Thursday, October 25, 2007

Volunteering: for pay and/or for community


Volunteers in Florida during the 2004 election.

This week the New York Times published a very interesting article, "For Love and a Little Money." Here's the author's conclusion in a nutshell; we are becoming a culture of:

paid volunteerism. The phrase may sound oxymoronic, but an ever-growing number of retirees and nonprofit executives say it is an apt description of the way modern retirees view nonprofit work. And while no one has gathered statistics on the tendency, experts say there is a good chance that the automatic link between doing good and working for nothing has been permanently severed.

A lot of reporter Claudia H. Deutsch's observations seem astute and worth sharing.

  • "Even a small check is a symbol that what they are doing really makes a difference," said Ben Rosen, a management professor at the University of North Carolina's Kenan-Flagler Business School. Mr. Freedman thinks that is particularly true of women. "Volunteer work used to be considered women's work, so it is not surprising that career women reject the concept," he said.
  • Greg O'Neill, director of the National Academy on an Aging Society, suggests yet another reason: paid workers are less likely to be assigned to licking stamps or ladling soup.
  • "Savvy people have learned that they are used more intelligently when they are paid."
  • Many retirees have learned, to their irritation, that what they give free is discounted as fluff. Ten years ago, Fabianne Wolff Gershon, now a retired public relations executive, did a pro bono marketing plan for a local botanical garden. It was never carried out. "I made a mental note: If they had paid for the report, they would have taken it seriously," Ms. Gershon said.
  • There is, of course, a potential downside to the trend. Once payment becomes the norm, fewer people are likely to volunteer their services free — which could be a problem in a budget crisis. ...[And] "attaching payment to a job turns it into work."
Deutsch is writing, largely, about retired, economically comfortable, older "volunteers". These folks are no dummies.

Something similar goes on in "youth leadership development." To be sure about this, yesterday I checked with a friend whose nonprofit organizes young people to do political advocacy; he reports, yes, foundations, are willing and consider it customary to fund stipends for participants in youth programs. (My friend would want me to mention this practice is not universal; his group works with scores of young "leaders" who are unpaid.) So the "link between doing good and working for nothing" is under strain there too.

What does this trend mean for political campaigns? A great deal I think. Democracy depends on citizen participation, but media and professional campaign consultants treat campaigns as spectator sports. Not surprisingly, so do most citizens. In many circumstances, recruiting campaign volunteers can feel like pulling teeth. Once we get them, we need to make sure we treat them respectfully and enable them to feel their work was useful. And then the money issue comes in.

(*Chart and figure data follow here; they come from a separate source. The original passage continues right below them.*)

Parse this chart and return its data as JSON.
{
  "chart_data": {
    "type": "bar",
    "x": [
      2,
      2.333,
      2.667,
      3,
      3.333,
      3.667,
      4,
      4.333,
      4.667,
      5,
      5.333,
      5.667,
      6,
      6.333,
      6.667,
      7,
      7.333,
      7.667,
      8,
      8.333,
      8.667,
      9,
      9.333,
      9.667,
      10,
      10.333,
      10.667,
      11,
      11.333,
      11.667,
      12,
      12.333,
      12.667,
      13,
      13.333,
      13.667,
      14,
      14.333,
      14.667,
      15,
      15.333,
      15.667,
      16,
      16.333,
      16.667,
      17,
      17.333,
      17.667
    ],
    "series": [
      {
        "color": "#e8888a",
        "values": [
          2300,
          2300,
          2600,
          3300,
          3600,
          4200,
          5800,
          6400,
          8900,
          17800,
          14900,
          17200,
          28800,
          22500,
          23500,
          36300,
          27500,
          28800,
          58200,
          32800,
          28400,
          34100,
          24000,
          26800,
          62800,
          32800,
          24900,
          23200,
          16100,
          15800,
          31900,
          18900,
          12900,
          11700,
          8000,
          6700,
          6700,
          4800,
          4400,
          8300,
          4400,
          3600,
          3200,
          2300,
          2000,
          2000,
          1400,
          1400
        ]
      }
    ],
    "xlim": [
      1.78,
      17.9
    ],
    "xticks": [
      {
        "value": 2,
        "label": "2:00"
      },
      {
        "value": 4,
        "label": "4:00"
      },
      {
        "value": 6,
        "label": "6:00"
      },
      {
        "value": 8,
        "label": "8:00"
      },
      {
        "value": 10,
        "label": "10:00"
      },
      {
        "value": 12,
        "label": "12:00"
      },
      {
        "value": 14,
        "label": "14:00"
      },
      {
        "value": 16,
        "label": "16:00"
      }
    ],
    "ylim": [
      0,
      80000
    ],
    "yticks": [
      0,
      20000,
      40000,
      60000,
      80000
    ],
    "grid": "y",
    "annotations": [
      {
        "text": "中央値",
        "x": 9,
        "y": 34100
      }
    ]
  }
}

For some years now, I've been training community groups on how activate their memberships in political campaigns. Many of these groups are hesitant about electoral work, fearing that elections distract them from their own priorities and place them in an arena that's unfamiliar and corrupt. Most of these groups work with low-income people. For training, I've come up with an exercise in which trainees are asked to develop a skit illustrating their response to a situation I've actually seen in a campaign. I've got quite a few situations, but recently I've always included this one:

You've done your planning, you know your organizational goals for this election, members have been recruited and trained, and THEN you confront this situation:

You've been out talking with voters for a couple of weeks. Your members are learning to doorknock effectively about your election issues. Suddenly "Canvass/Victory in 2008" is offering $200 a day to your members to canvas for them. Not surprisingly, many of your members who need the money want to go get paid instead of working on your organization's canvass. What do you do?

To be honest, groups don't usually come up with very creative responses to this hypothetical situation. There aren't a lot.

And yet historically political activity that changes the national trajectory has come down to people acting out of some combination of passionate belief and personal necessity. Votes for women, racial equality under law, gay rights -- these things were not won by paid volunteers and campaign consultants. Not only won't the revolution be televised -- it won't pay most of its activists either. In our consumer society, we need to cultivate an understanding that the most vital social activities are those we do "for nothing," for preservation and extension of the hope for community.